RNP remodeling enzymes
RNA-dependent nucleoside triphosphatases (NTPases) utilize the chemical energy of nucleoside triphosphate (NTP) hydrolysis to exert various biochemical activities. Due to the frequently observed ability to unwind RNA duplexes in vitro, these proteins are often referred to as "RNA helicases". However, in vivo they may also exert other functions, including RNA annealing, RNA clamping, buildup of RNPs, displacement of RNA-bound proteins or displacement of RNPs from RNAs.
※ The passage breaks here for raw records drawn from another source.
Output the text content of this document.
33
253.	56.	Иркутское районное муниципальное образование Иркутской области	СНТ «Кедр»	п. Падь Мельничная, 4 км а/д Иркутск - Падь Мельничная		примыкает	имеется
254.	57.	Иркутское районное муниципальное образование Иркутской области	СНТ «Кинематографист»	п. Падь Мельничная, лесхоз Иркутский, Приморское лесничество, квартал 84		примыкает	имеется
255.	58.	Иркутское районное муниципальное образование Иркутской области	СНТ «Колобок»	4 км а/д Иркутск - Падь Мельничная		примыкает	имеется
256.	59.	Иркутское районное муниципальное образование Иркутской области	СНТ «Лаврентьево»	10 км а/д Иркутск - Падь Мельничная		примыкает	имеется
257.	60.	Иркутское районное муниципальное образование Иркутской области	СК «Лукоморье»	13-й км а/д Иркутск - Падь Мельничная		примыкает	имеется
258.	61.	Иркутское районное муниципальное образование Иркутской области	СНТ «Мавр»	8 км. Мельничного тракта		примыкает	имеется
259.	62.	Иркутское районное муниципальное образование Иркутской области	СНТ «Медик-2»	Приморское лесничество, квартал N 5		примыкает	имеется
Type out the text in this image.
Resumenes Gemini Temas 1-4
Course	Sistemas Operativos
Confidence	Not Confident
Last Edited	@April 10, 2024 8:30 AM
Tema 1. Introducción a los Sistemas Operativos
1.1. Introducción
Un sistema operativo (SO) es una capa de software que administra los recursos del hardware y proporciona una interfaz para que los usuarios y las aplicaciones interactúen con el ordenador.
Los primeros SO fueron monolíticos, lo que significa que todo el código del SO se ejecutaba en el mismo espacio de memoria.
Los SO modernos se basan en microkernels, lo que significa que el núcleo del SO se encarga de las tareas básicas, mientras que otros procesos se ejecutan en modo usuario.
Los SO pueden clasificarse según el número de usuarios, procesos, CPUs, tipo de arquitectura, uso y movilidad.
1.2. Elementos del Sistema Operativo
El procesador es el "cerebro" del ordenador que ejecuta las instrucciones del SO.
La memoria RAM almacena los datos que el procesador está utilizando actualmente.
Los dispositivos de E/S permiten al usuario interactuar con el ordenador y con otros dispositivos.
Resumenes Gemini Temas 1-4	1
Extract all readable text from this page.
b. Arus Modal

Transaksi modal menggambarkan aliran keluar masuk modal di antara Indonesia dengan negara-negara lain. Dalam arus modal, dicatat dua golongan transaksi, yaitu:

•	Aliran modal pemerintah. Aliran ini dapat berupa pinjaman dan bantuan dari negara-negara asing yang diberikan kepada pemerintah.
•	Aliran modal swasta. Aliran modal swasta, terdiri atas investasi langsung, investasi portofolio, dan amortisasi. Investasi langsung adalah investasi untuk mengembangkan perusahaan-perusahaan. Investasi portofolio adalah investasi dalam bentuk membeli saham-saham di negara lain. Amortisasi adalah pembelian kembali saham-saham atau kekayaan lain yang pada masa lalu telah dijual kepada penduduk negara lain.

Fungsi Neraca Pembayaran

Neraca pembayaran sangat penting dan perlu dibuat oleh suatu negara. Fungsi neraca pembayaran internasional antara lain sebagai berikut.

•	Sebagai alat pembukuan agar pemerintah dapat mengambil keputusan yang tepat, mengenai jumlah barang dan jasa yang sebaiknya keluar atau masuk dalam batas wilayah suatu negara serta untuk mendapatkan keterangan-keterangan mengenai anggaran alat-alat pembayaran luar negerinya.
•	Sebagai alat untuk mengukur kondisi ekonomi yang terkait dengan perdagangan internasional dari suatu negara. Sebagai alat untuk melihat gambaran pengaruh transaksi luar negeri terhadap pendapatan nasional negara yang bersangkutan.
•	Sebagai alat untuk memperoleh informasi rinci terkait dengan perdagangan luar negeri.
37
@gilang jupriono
These enzymes are ubiquitous throughout the phylogenetic tree of life, as their activities are crucial for numerous cellular processes, including ribosome biogenesis, pre-mRNA processing, RNA transport or translation initiation. Based on sequence alignments, nucleic acid-dependent NTPases have been classified into six super-families (SFs). SF2 contains the largest number of members and has been subdivided into ten families, five of which contain RNA helicases (i.e. the DEAD-box, RIG-I-like, DEAH/RHA, NS3/NPH-II and Ski2-like families). DEAH/RHA and Ski2-like proteins are sometimes also grouped together as DExH-box enzymes. All SF2 enzymes share a common core composed of two RecA-like domains that couple NTP binding, hydrolysis and release of the products to nucleic acid or nucleic acid-protein complex binding or remodeling activities. These activities depend on a number of conserved sequence motifs that are more closely related within one family than between families. Enzymes grouped into the same family often share a number of additional domains that support and modulate the activities of the RecA domains. Yet further N-terminal and C-terminal regions or insertions are variable and specific for particular family members and can mediate interactions with substrates and cofactors or sub-cellular localization. We study DExH-box enzymes involved in pre-mRNA splicing and bacterial DExH-box enzymes. While the latter group of proteins has not been investigated extensively, they are thought to play important roles as co- or post-transcriptional gene regulators that facilitate the adaptation of bacteria to changing environments and stress conditions.